All very fair. But I wasn't characterizing everyone that way at all, I was just talking about the people who were responding that way. I think they got a lot of press, because they're what I remember reading about in the nooz...
There is a good deal of truth in what you wrote.
At least now it is recommended for males as well.
I do know people who objected to it because SEX! My daughter will never have sex! Unlike your objections which are well reasoned and rational.
And finally, I believe it really has saved lives and protected many women.
My mom was against me getting it for the reasons you outline, and also because we had heard of multiple cases of young women getting the shot and then suddenly dying of apparently mysterious causes very soon after. Coupled with the feeling that girls my age were being used as medical Guinea pigs, we decided against me being in the first waves. I ended up getting it much later in life.
In Texas, where then-governor Rick Perry tried to make HPV vaccines mandatory for adolescent girls in 2007, much of the objection came from the notion of treating girls like livestock. I'm not certain if other U.S. states have/had similar mandates or attempted mandates.
That's a bizarre one.
I wonder if they eventually accepted it due to all the MEN getting throat cancer--Michael Douglas, Val Kilmer, etc.
Ooooh, good point! Yes.
I actually had a doctor discourage me from getting it. She said it was moslty for ppl with certain lifestyles.
Right. There were very conservative parents who had to have it explained to them that there is such a thing as sexual assault.
Wow. I mean it's something stupid like 80% of people over a certain age have some form of hpv or another. i know i found out right after i turned 17, but many people don't have any symptoms. When i was in my early 20s a friend had to have her cervix removed and just last year a long time family friend died of it, and one of my aunts back in 2007-ish.

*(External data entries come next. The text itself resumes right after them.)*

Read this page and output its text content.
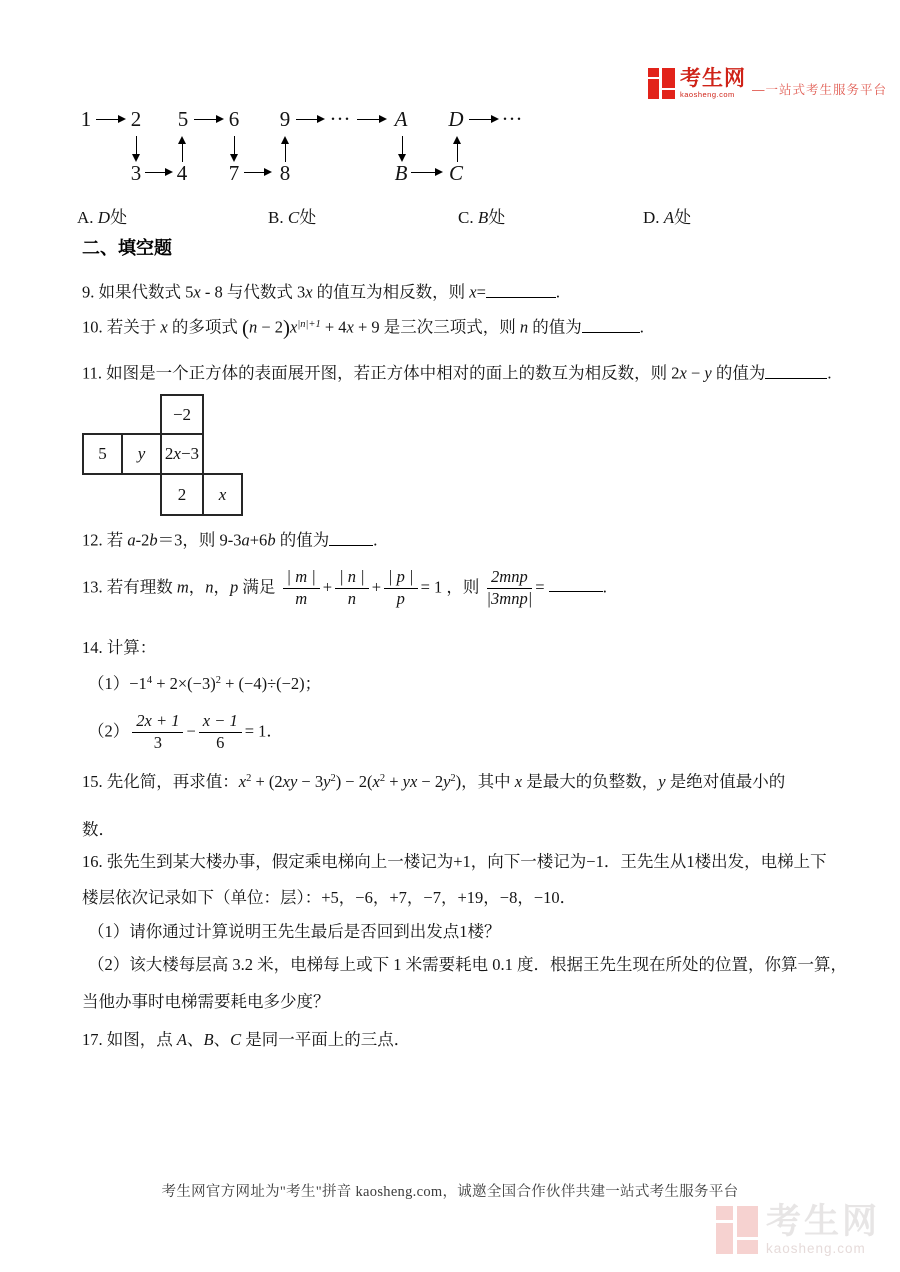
考生网
kaosheng.com	—一站式考生服务平台
1 2 5 6 9 ··· A D ···
3 4 7 8	B C
A. D处	B. C处	C. B处	D. A处
二、填空题
9. 如果代数式 5x - 8 与代数式 3x 的值互为相反数，则 x=	.
10. 若关于 x 的多项式 $(n - 2)x^{|n|+1} + 4x + 9$ 是三次三项式，则 n 的值为	.
11. 如图是一个正方体的表面展开图，若正方体中相对的面上的数互为相反数，则 2x − y 的值为	.
−2
5 y 2 x −3
2 x
12. 若 a-2b＝3，则 9-3a+6b 的值为	.
13. 若有理数 m，n，p 满足 $\frac{| m |}{m} + \frac{| n |}{n} + \frac{| p |}{p} = 1$ ，则 $\frac{\text{2mnp}}{\text{|3mnp|}}$ =	.
14. 计算：
$(1)-1^4 + 2\times(-3)^2 + (-4)\div(-2)$；
$(2) \frac{2x + 1}{3} - \frac{x - 1}{6} = 1$．
15. 先化简，再求值：$x^2 + (2xy - 3y^2) - 2(x^2$ + yx − $2y^2$)，其中 x 是最大的负整数，y 是绝对值最小的
数．
16. 张先生到某大楼办事，假定乘电梯向上一楼记为+1，向下一楼记为−1．王先生从1楼出发，电梯上下
楼层依次记录如下（单位：层）：+5，−6，+7，−7，+19，−8，−10．
（1）请你通过计算说明王先生最后是否回到出发点1楼？
（2）该大楼每层高 3.2 米，电梯每上或下 1 米需要耗电 0.1 度．根据王先生现在所处的位置，你算一算，
当他办事时电梯需要耗电多少度？
17. 如图，点 A、B、C 是同一平面上的三点．
考生网官方网址为"考生"拼音 kaosheng.com，诚邀全国合作伙伴共建一站式考生服务平台
考生网
kaosheng.com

She was the second wife who died from it that married my uncle. But i get it, i was arguing with some women i knew they were all, "my daughter isn't having sex," little do they know it's transmittable orally.
Wow. I am so sorry all of that happened. This stuff is not a joke. And the anti vax sentiment that many Americans have is concerning.
They feel their bodily autonomy is at stake. I do feel there should be more choices, like vax without stabilizers -- that increase the shelf life. Or allow people to submit to a titer test. If they have the antibodies, they should have to have a shot. And remember healthcare is privatized, so at the end of the day, this means additional spending to many struggling families.
And thanks. I did pick up another strain of it in my mid 30s. A lot of people would say that's 'proof' that it doesn't work. But i paid attention and knew that going in it didn't cover every strain. A GP did tell me the visual ones are less likely to cause cancer, but i have no idea if that is true.
Great analysis. When I saw those birth years, it seemed unimpressive. A fine start to be sure, but we need to see another 30+ yrs.
Thank you for this intelligent comment. We all know how corrupt and lopsided pharma is.